Trade giant China remains dominant in the making and selling of so-called cheap items such as toys and clothing, even during the current global recession. But China aspires to compete with other countries in the trade of luxury items as well. NPR host Scott Simon talks with Nicholas Lardy, a senior fellow at the Peterson Institute for International Economics, a non-profit, non-partisan group based in Washington, D.C.:

SIMON: It’s estimated that China’s middle class is made up of at least 200 million consumers. Do they necessarily want to buy Chinese products when they get money?

Mr. LARDY: They’re interested in products from all over the world, particularly at the very upper end. There’s a premium placed in foreign brands, foreign products. Everything from expensive handbags to cars.

SIMON: So this would be Swiss watches, German automobiles, that sort of thing?

Mr. LARDY: Swiss watches, German automobiles, American automobiles – General Motors’ Buick is the second-biggest foreign brand – and a bourbon from Kentucky and a scotch from Scotland, and a broad range of commodities.

SIMON: This is something that could obviously benefit the U.S. economy.

Mr. LARDY: Yes. China’s imports last year were over a trillion U.S. dollars. So it’s certainly one of the biggest import markets in the world.

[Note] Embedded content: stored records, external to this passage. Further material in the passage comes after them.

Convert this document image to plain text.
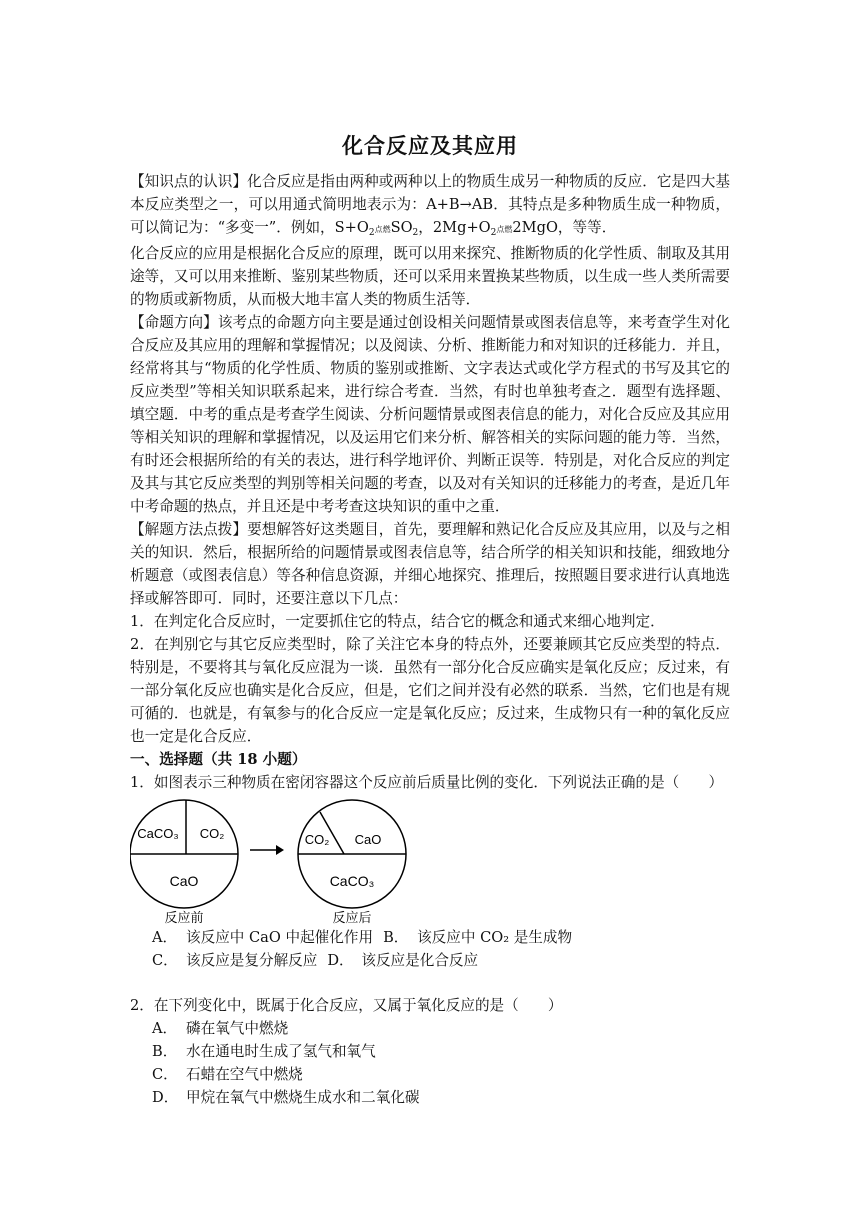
化合反应及其应用

【知识点的认识】化合反应是指由两种或两种以上的物质生成另一种物质的反应．它是四大基本反应类型之一，可以用通式简明地表示为：A+B→AB．其特点是多种物质生成一种物质，可以简记为：“多变一”．例如，$S+O_2$点燃$SO_2$，$2Mg+O_2$点燃2MgO，等等．

化合反应的应用是根据化合反应的原理，既可以用来探究、推断物质的化学性质、制取及其用途等，又可以用来推断、鉴别某些物质，还可以采用来置换某些物质，以生成一些人类所需要的物质或新物质，从而极大地丰富人类的物质生活等．

【命题方向】该考点的命题方向主要是通过创设相关问题情景或图表信息等，来考查学生对化合反应及其应用的理解和掌握情况；以及阅读、分析、推断能力和对知识的迁移能力．并且，经常将其与“物质的化学性质、物质的鉴别或推断、文字表达式或化学方程式的书写及其它的反应类型”等相关知识联系起来，进行综合考查．当然，有时也单独考查之．题型有选择题、填空题．中考的重点是考查学生阅读、分析问题情景或图表信息的能力，对化合反应及其应用等相关知识的理解和掌握情况，以及运用它们来分析、解答相关的实际问题的能力等．当然，有时还会根据所给的有关的表达，进行科学地评价、判断正误等．特别是，对化合反应的判定及其与其它反应类型的判别等相关问题的考查，以及对有关知识的迁移能力的考查，是近几年中考命题的热点，并且还是中考考查这块知识的重中之重．

【解题方法点拨】要想解答好这类题目，首先，要理解和熟记化合反应及其应用，以及与之相关的知识．然后，根据所给的问题情景或图表信息等，结合所学的相关知识和技能，细致地分析题意（或图表信息）等各种信息资源，并细心地探究、推理后，按照题目要求进行认真地选择或解答即可．同时，还要注意以下几点：

1．在判定化合反应时，一定要抓住它的特点，结合它的概念和通式来细心地判定．

2．在判别它与其它反应类型时，除了关注它本身的特点外，还要兼顾其它反应类型的特点．特别是，不要将其与氧化反应混为一谈．虽然有一部分化合反应确实是氧化反应；反过来，有一部分氧化反应也确实是化合反应，但是，它们之间并没有必然的联系．当然，它们也是有规可循的．也就是，有氧参与的化合反应一定是氧化反应；反过来，生成物只有一种的氧化反应也一定是化合反应．

一、选择题（共 18 小题）

1．如图表示三种物质在密闭容器这个反应前后质量比例的变化．下列说法正确的是（　　）

CaCO₃ CO₂
CaO
反应前
CO₂ CaO
CaCO₃
反应后
A． 该反应中 CaO 中起催化作用 B． 该反应中 CO₂ 是生成物
C． 该反应是复分解反应 D． 该反应是化合反应

2．在下列变化中，既属于化合反应，又属于氧化反应的是（　　）

A． 磷在氧气中燃烧
B． 水在通电时生成了氢气和氧气
C． 石蜡在空气中燃烧
D． 甲烷在氧气中燃烧生成水和二氧化碳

SIMON: Now, some of us remember when the term made in Japan was synonymous with inexpensive, dare I say, cheap goods. And of course in our lifetime that’s changed entirely. Made in Japan now means quality, particularly in the car industry. Is China trying to expand in the manufacture of high-quality items itself?

Mr. LARDY: It’s not only trying, I think it’s succeeding and it’s succeeding much earlier than Japan did for the simple reason that they’ve allowed foreign firms to play a much bigger role. We buy computers that say Dell or Toshiba and so forth – they’re all made in China. They’re made by foreign companies operating in China, assembling all the parts and components there.

So the goods are exported from China, but the vast majority of these consumer electronic products are absolutely world class, and the quality is extremely high. So by allowing foreigners to play a very large role in the production, China has moved up the quality ladder, I would say, much faster than Japan did in the 1960s.

A little over half of all of Chinese exports are produced by foreign companies operating in China.